"Oh," said the captain, with a sudden movement towards the new arrivals, "I see Mrs. Percival has come on deck. Come over and be introduced." We walked over, and I received a formal bow from a handsome, pale woman, who had evidently been sojourning in the East. There is a certain similarity in all "Indian women," as they are generally called, which extends even to manner and expression. Long residence in a hot climate robs them of their roses, while the habit of command, resulting from association with an inferior race, gives them a tinge of hauteur—not to say unconscious insolence of manner—which is scarcely agreeable to those who, from circumstances, they may deem to be socially inferior.

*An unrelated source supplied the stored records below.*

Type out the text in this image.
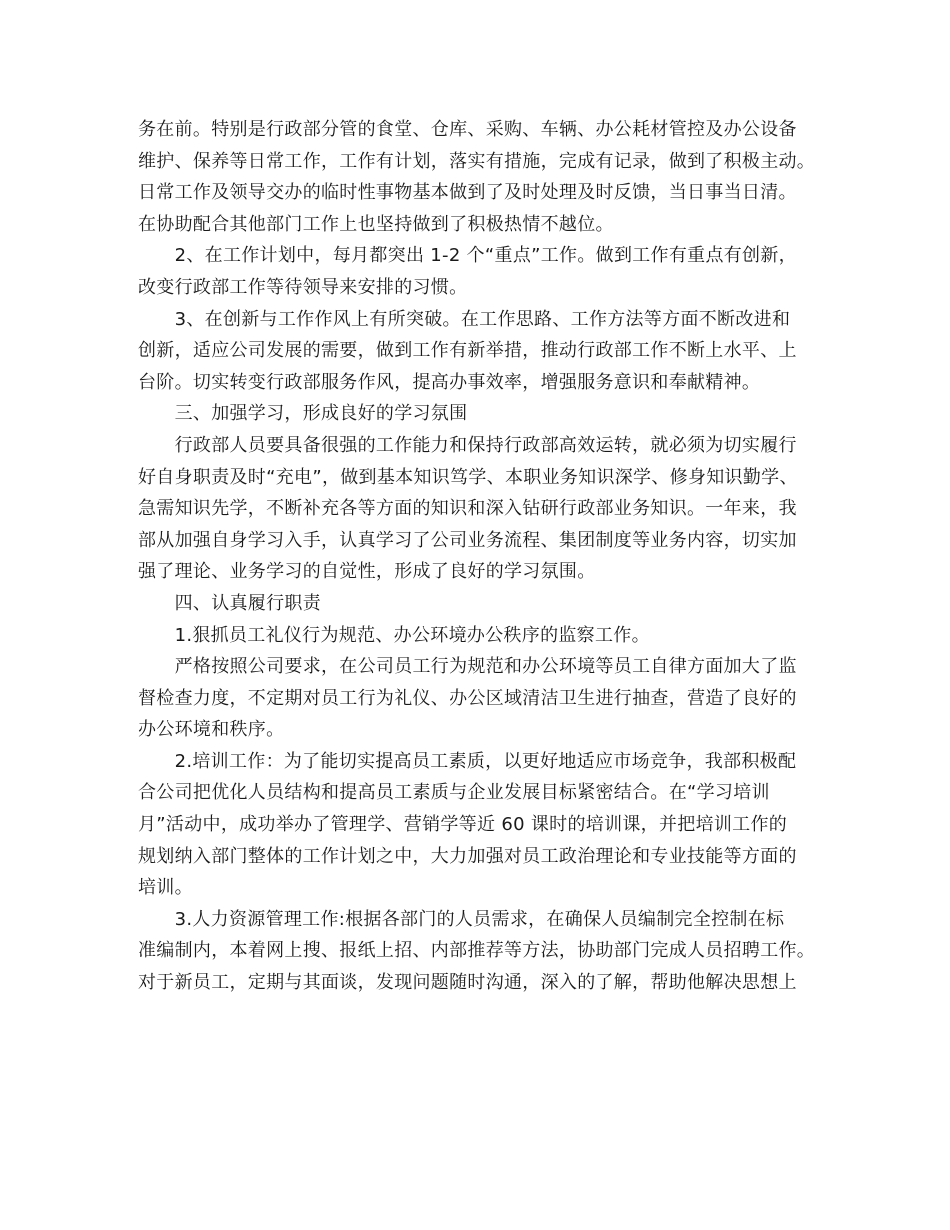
务在前。特别是行政部分管的食堂、仓库、采购、车辆、办公耗材管控及办公设备
维护、保养等日常工作，工作有计划，落实有措施，完成有记录，做到了积极主动。
日常工作及领导交办的临时性事物基本做到了及时处理及时反馈，当日事当日清。
在协助配合其他部门工作上也坚持做到了积极热情不越位。
　　2、在工作计划中，每月都突出 1-2 个“重点”工作。做到工作有重点有创新，
改变行政部工作等待领导来安排的习惯。
　　3、在创新与工作作风上有所突破。在工作思路、工作方法等方面不断改进和
创新，适应公司发展的需要，做到工作有新举措，推动行政部工作不断上水平、上
台阶。切实转变行政部服务作风，提高办事效率，增强服务意识和奉献精神。
　　三、加强学习，形成良好的学习氛围
　　行政部人员要具备很强的工作能力和保持行政部高效运转，就必须为切实履行
好自身职责及时“充电”，做到基本知识笃学、本职业务知识深学、修身知识勤学、
急需知识先学，不断补充各等方面的知识和深入钻研行政部业务知识。一年来，我
部从加强自身学习入手，认真学习了公司业务流程、集团制度等业务内容，切实加
强了理论、业务学习的自觉性，形成了良好的学习氛围。
　　四、认真履行职责
　　1.狠抓员工礼仪行为规范、办公环境办公秩序的监察工作。
　　严格按照公司要求，在公司员工行为规范和办公环境等员工自律方面加大了监
督检查力度，不定期对员工行为礼仪、办公区域清洁卫生进行抽查，营造了良好的
办公环境和秩序。
　　2.培训工作：为了能切实提高员工素质，以更好地适应市场竞争，我部积极配
合公司把优化人员结构和提高员工素质与企业发展目标紧密结合。在“学习培训
月”活动中，成功举办了管理学、营销学等近 60 课时的培训课，并把培训工作的
规划纳入部门整体的工作计划之中，大力加强对员工政治理论和专业技能等方面的
培训。
　　3.人力资源管理工作:根据各部门的人员需求，在确保人员编制完全控制在标
准编制内，本着网上搜、报纸上招、内部推荐等方法，协助部门完成人员招聘工作。
对于新员工，定期与其面谈，发现问题随时沟通，深入的了解，帮助他解决思想上
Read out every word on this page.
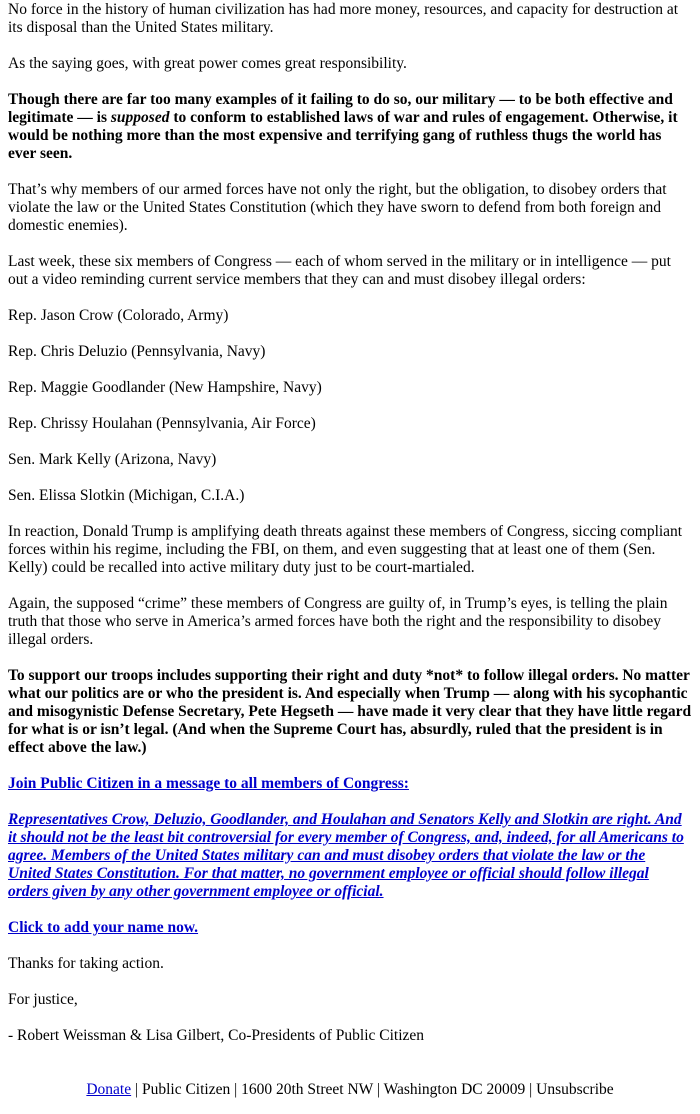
No force in the history of human civilization has had more money, resources, and capacity for destruction at its disposal than the United States military.

As the saying goes, with great power comes great responsibility.

Though there are far too many examples of it failing to do so, our military — to be both effective and legitimate — is supposed to conform to established laws of war and rules of engagement. Otherwise, it would be nothing more than the most expensive and terrifying gang of ruthless thugs the world has ever seen.

That’s why members of our armed forces have not only the right, but the obligation, to disobey orders that violate the law or the United States Constitution (which they have sworn to defend from both foreign and domestic enemies).

Last week, these six members of Congress — each of whom served in the military or in intelligence — put out a video reminding current service members that they can and must disobey illegal orders:

Rep. Jason Crow (Colorado, Army)

Rep. Chris Deluzio (Pennsylvania, Navy)

Rep. Maggie Goodlander (New Hampshire, Navy)

Rep. Chrissy Houlahan (Pennsylvania, Air Force)

Sen. Mark Kelly (Arizona, Navy)

Sen. Elissa Slotkin (Michigan, C.I.A.)

In reaction, Donald Trump is amplifying death threats against these members of Congress, siccing compliant forces within his regime, including the FBI, on them, and even suggesting that at least one of them (Sen. Kelly) could be recalled into active military duty just to be court-martialed.

Again, the supposed “crime” these members of Congress are guilty of, in Trump’s eyes, is telling the plain truth that those who serve in America’s armed forces have both the right and the responsibility to disobey illegal orders.

To support our troops includes supporting their right and duty *not* to follow illegal orders. No matter what our politics are or who the president is. And especially when Trump — along with his sycophantic and misogynistic Defense Secretary, Pete Hegseth — have made it very clear that they have little regard for what is or isn’t legal. (And when the Supreme Court has, absurdly, ruled that the president is in effect above the law.)

Join Public Citizen in a message to all members of Congress:

Representatives Crow, Deluzio, Goodlander, and Houlahan and Senators Kelly and Slotkin are right. And it should not be the least bit controversial for every member of Congress, and, indeed, for all Americans to agree. Members of the United States military can and must disobey orders that violate the law or the United States Constitution. For that matter, no government employee or official should follow illegal orders given by any other government employee or official.

Click to add your name now.

Thanks for taking action.

For justice,

- Robert Weissman & Lisa Gilbert, Co-Presidents of Public Citizen

Donate | Public Citizen | 1600 20th Street NW | Washington DC 20009 | Unsubscribe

So it was that Miranda, in spite of Miss Vavasour's nods and signals, received but the faintest recognition, and retreated to her chair somewhat chilled by her reception. She, however, took no apparent notice of the slight, and was soon absorbed in conversation with Miss Vavasour, her brother, and Mrs. Craven, who had moved up her chair to join the party. The colonel deserted his former friends to devote himself to his family duties, while the captain and I walked forward and commenced a discussion which had, at any rate, a strong personal interest for me.
"Now look here, Hilary," said he, as he lighted a fresh cigar. He had been smoking on the quarter-deck under protest, as it were, and thus commenced: "Listen to me, my boy! I've been thinking seriously about you and Miranda. Your start in life when you get to Sydney is important. I think I can give you a bit of advice worth following. You understand all the dialects between here and the Line Islands, don't you?"
"More than eight," I answered; "I can talk with nearly every islander from here to the Gilberts. I have learned so much, at any rate, in my wanderings."
"And a very good thing, too, for it's not a thing that can be picked up in a year, no matter how a man may work, and he's useless or nearly so without it; you can keep accounts, write well, and all that?"
I replied that I had a number of peculiar accounts to keep as supercargo to the Leonora, as well as all Hayston's business letters to write; that my office books were always considered neat, complete, and well kept. Then he suddenly said, "You are the very man we want!"
"Who are we, and what is the man wanted for?" I asked.
"For the South Sea Island trade, and no other," said Captain Carryall, putting his hand on my shoulder. "Old Paul Frankston (you've heard of him) and I have laid it out to establish a regular mercantile house in Sydney for the development of the island trade. The old man will back us, and the name of Paul Frankston is good from New Zealand to the North Pole and back again. I will do the whaling, cruising, and cargo business—cocoa-nut oil, copra, and curios—while you will live in one of those nice white houses at North Shore, somewhere about Neutral Bay, where you can see the ships come through the Heads; Miranda can have a skiff, and you a ten-tonner, so as not to forget your boating and your sea-legs. What do you think of that, eh?"
"It is a splendid idea!" I cried, "and poor Miranda will be within sound of the sea. If she were not, she would pine away like her own araucarias which will not live outside of the wave music. But how about the cash part of it? I haven't much. Most of my savings went down in the Leonora."
"Oh, we'll manage that somehow! Old Paul will work that part of the arrangement. I daresay your father will advance what will make your share equal, or nearly so, to ours."